C'est pas de ma faute, j'étais dans ma période d'hyper consommation de chair et de garçon, cette fabuleuse période serial-fucker qui devait bien passer, après tant de convulsions passées qui m'avaient persuadé que l'on n'y reviendrait plus et puis non. J'étais reparti à consommer et sur-consommer, tous les soirs, de nouveaux corps, dans des conditions étranges, fricotant avec des gens peu recommandables mais voilà, ça m'excitait. J'étais un peu l'archétype de celui qui ne réfléchissait plus parce que l'irrigation de son entre-jambes empêchait le cerveau d'être alimenté. et dans ces cas là, on dort peu, on a du jus pour tout et tous et on se jette à corps perdu dans la luxure. Ceux qui n'ont jamais connu cela ne peuvent pas savoir de quoi il retourne et pourraient me juger : qu'importe, j'avais fait le choix d'aller au bout de l'expérience, des expériences même si, rétrospectivement, j'ai pris conscience ensuite des risques insensés pris juste pour jouir.

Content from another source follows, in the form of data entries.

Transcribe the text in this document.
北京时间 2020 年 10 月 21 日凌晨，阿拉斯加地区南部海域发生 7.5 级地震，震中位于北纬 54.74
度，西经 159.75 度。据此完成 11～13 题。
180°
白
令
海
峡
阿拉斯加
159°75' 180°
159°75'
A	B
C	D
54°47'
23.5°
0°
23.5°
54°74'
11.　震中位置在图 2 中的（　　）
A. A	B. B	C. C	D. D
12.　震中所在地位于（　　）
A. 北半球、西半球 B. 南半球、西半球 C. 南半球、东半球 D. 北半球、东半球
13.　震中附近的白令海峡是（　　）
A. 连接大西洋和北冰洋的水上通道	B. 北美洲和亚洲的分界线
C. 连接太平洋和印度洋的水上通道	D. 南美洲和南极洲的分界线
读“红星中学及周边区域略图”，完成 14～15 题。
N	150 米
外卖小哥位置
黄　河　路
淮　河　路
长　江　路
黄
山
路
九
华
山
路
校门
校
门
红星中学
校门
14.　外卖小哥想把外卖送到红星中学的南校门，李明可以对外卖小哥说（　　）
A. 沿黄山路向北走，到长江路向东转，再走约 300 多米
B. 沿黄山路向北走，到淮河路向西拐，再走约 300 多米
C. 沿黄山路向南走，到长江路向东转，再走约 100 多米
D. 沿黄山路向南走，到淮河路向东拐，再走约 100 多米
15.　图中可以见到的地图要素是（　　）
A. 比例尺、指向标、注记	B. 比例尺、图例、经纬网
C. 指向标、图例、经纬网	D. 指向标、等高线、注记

Son profil était clair : il cherchait à se faire tringler. 18 ans, look à la Justin Timberlake fraîchement sorti du Disney Club ... on dirait aujourd'hui, sans que cela ne soit volé, qu'il s'agissait d'un Twink. Je n'aimais pas les mecs comme ça mais ce soir là, tandis que j'avais commencé à regarder "Les Deux Tours" de la trilogie du "Seigneur des Anneaux", j'avoue que ce qu'il était en train de me proposer me donnait un peu plus envie. On ne pouvait pas aller chez lui, son père était là avec sa nouvelle compagne. Lui n'était pas motorisé et moi j'avais fixé comme ligne rouge de ne jamais recevoir chez moi parce que je ne vivais pas seul précisément [et je faisais déjà assez ce que je voulais en la matière]. En discutant un peu et en me prêtant au jeu de l'attraction/répulsion, j'ai fini par le motiver à sortir malgré le froid piquant du moment. J'avais une voiture mais pas d'endroit où aller. Comme je voulais éviter de tomber dans je ne sais quel traquenard, j'avais posé comme condition de ne me déplacer que si on savait ce que l'on allait faire ... donc où on allait baiser.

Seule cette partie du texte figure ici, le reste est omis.